毎月気になる企業をピックアップし、その企業の占星術的な視点からポイントをお伝えしています。

が、今回はいつもの企業から少し離れて、東京都立大学(旧首都大学東京)をピックアップしました。

なぜなら東京都立大学は2020年4月に「首都大学東京」から「東京都立大学」へと名称を変更するということで注目を浴びていました。

期せずコロナショックの影響から、名称の変更がニュースになる事はあまりありませんでしたが、東京都が莫大な資金を投じている、東京を代表する大学の進退にはとても注目が集まっています。

東京都立大学へと名称を「戻した」と思われている今回の大学名の変更ですが、この点においてはどうも大学内外で温度差があるようです。

同大学の理事長を務める島田晴雄氏の見解では「名称を戻すが、昔の東京都立大学を目指すと思われたくない」と断言しています。

ですが、大学の関係者以外の視点からはどうしても、「長年名門と言われてきた東京都立大学に戻そうとしているんだ」という見解になるようで、それは仕方がないことでしょう。

そんなそれぞれの思惑が交錯する東京都立大学の今後は、どのような展開になっていくのかを西洋占星術の視点からチェックすることで、通常では見ることができない発見や気づきをみていきたいと思います。

(旧)東京都立大学と東京都立大学(旧首都大学東京)が持つ占星術から見えてくる違いを見比べることで、これからの可能性をチェックしていきます。

2005年、4大学統合で「首都大学東京」発足

まずは(旧)東京都立大学の傾向を占星術でみてみます。そのホロスコープを見ると、かなりパワフルな大学であったことを感じます。かなり変則的な傾向があり、挑発的で妥協のない力強さと、時に社会に大きなインパクトを与えるようなパワフルさが伝わります。

創立したのは1929(昭和5)年。7年制の旧制府立高校(1943年に都立高校に改称)をルーツとし、戦後の1949年に東京都立大学としてスタートしました。

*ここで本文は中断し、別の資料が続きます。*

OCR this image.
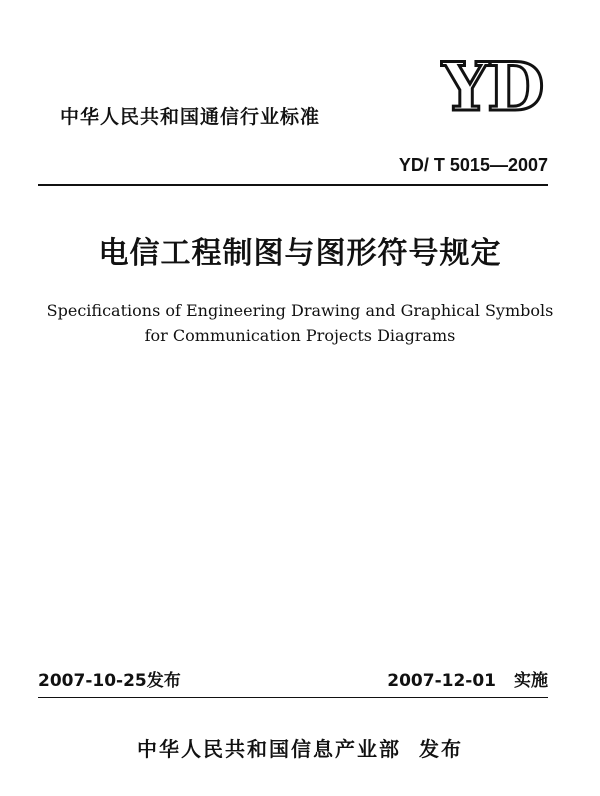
YD
中华人民共和国通信行业标准
YD/ T 5015—2007
电信工程制图与图形符号规定
Specifications of Engineering Drawing and Graphical Symbols
for Communication Projects Diagrams
2007-10-25发布	2007-12-01 实施
中华人民共和国信息产业部 发布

一見してあまり気軽さを感じませんが、戦後の日本を支えてきた同大学の歴史を考えると、相応の力強さを持っていないと世界をリードする人材を輩出できなかったことが伺えます。

首都大学東京は2005年、東京都立大学を中心に都立の4大学が統合して発足しました。石原慎太郎知事の号令で、大学版M&Aが実現したのです。首都大学東京のホロスコープを見てみると、重苦しさはキレイさっぱりとなくなっており、爽やかさを感じる内容になっています。

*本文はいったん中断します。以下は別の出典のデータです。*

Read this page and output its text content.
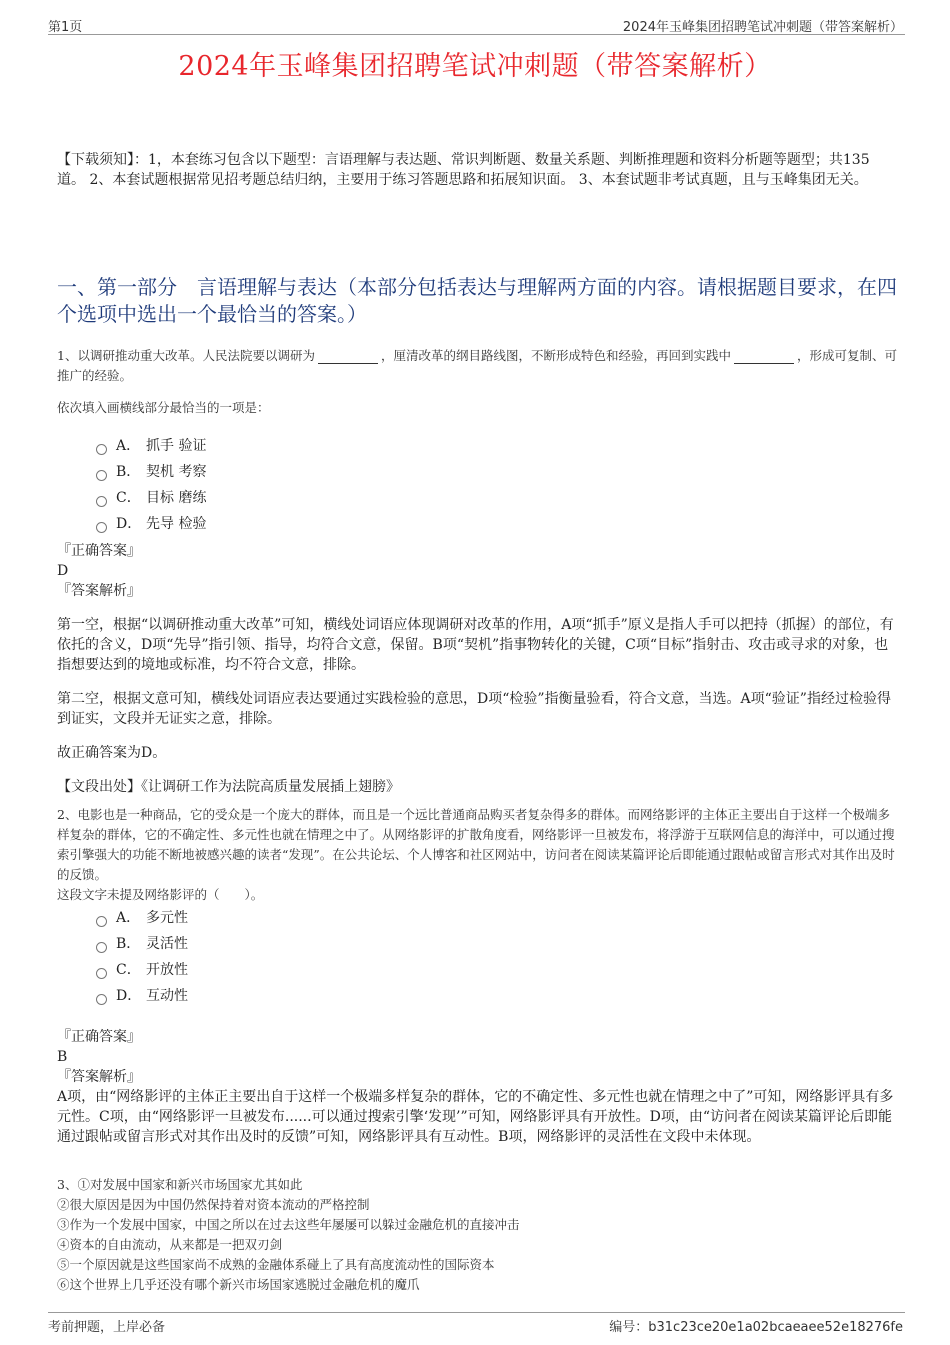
第1页	2024年玉峰集团招聘笔试冲刺题（带答案解析）
2024年玉峰集团招聘笔试冲刺题（带答案解析）
【下载须知】：1，本套练习包含以下题型：言语理解与表达题、常识判断题、数量关系题、判断推理题和资料分析题等题型；共135道。 2、本套试题根据常见招考题总结归纳，主要用于练习答题思路和拓展知识面。 3、本套试题非考试真题，且与玉峰集团无关。
一、第一部分　言语理解与表达（本部分包括表达与理解两方面的内容。请根据题目要求，在四个选项中选出一个最恰当的答案。）
1、以调研推动重大改革。人民法院要以调研为	，厘清改革的纲目路线图，不断形成特色和经验，再回到实践中	，形成可复制、可推广的经验。
依次填入画横线部分最恰当的一项是：
A． 抓手 验证
B． 契机 考察
C． 目标 磨练
D． 先导 检验

『正确答案』

D

『答案解析』

第一空，根据“以调研推动重大改革”可知，横线处词语应体现调研对改革的作用，A项“抓手”原义是指人手可以把持（抓握）的部位，有依托的含义，D项“先导”指引领、指导，均符合文意，保留。B项“契机”指事物转化的关键，C项“目标”指射击、攻击或寻求的对象，也指想要达到的境地或标准，均不符合文意，排除。

第二空，根据文意可知，横线处词语应表达要通过实践检验的意思，D项“检验”指衡量验看，符合文意，当选。A项“验证”指经过检验得到证实，文段并无证实之意，排除。

故正确答案为D。

【文段出处】《让调研工作为法院高质量发展插上翅膀》

2、电影也是一种商品，它的受众是一个庞大的群体，而且是一个远比普通商品购买者复杂得多的群体。而网络影评的主体正主要出自于这样一个极端多样复杂的群体，它的不确定性、多元性也就在情理之中了。从网络影评的扩散角度看，网络影评一旦被发布，将浮游于互联网信息的海洋中，可以通过搜索引擎强大的功能不断地被感兴趣的读者“发现”。在公共论坛、个人博客和社区网站中，访问者在阅读某篇评论后即能通过跟帖或留言形式对其作出及时的反馈。
这段文字未提及网络影评的（　　）。
A． 多元性
B． 灵活性
C． 开放性
D． 互动性

『正确答案』

B

『答案解析』

A项，由“网络影评的主体正主要出自于这样一个极端多样复杂的群体，它的不确定性、多元性也就在情理之中了”可知，网络影评具有多元性。C项，由“网络影评一旦被发布......可以通过搜索引擎‘发现’”可知，网络影评具有开放性。D项，由“访问者在阅读某篇评论后即能通过跟帖或留言形式对其作出及时的反馈”可知，网络影评具有互动性。B项，网络影评的灵活性在文段中未体现。

3、①对发展中国家和新兴市场国家尤其如此
②很大原因是因为中国仍然保持着对资本流动的严格控制
③作为一个发展中国家，中国之所以在过去这些年屡屡可以躲过金融危机的直接冲击
④资本的自由流动，从来都是一把双刃剑
⑤一个原因就是这些国家尚不成熟的金融体系碰上了具有高度流动性的国际资本
⑥这个世界上几乎还没有哪个新兴市场国家逃脱过金融危机的魔爪
考前押题，上岸必备	编号：b31c23ce20e1a02bcaeaee52e18276fe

良くも悪くも今っぽい感じですが、とても健全なレベルで社会的な発展を望んでおり、人気もあり、多くの人の協力を得られそうな資質を持っているようです。

実際、日本経済新聞社が2018年に調査結果を発表した大学の「研究の質」ランキングでは、当時の首都大学東京が東京大学や京都大学などを抑え、国内首位になったこともあります。

旧都立大を意識するほどに「良さ」を失うおそれ

(旧)都立大と現在の都立大(旧首都大)には似ても似つかない気風があり、(旧)都立大の頃のように・・・とどこかで思っているならば、それは創業社長の偉業に隠れてしまって本当の良さを発揮できない二代目社長と同じ事態をイメージしてしまいます。

石原元知事は「今までにない全く新しい大学を作る」とぶち上げました。都立大再編には賛否両論がありましたが、「首都大学東京」という馴染みのない名称も含め、「新しい大学」の目的はホロスコープを見る限り達成されていたのです。

ですから2005年に新設された首都大は旧都立大と全く別物で、同じ土俵で見ることがナンセンスであり、旧都立大を意識するほどに、現在の都立大の良さが失われてしまうでしょう。

だからこそ、今回の昔の校名への回帰は、個人的には悪手だったのではないかと感じてしまいます。

東京都立大学は馴染みも信頼もある名称ですが、どうしても過去の大学と重ねてしまうことになるでしょうから、たとえ不人気(?)な「首都大学東京」という名称であったとしても、新しさを貫き通す意思を優先すべきだったのではないかと思わずにはいられません。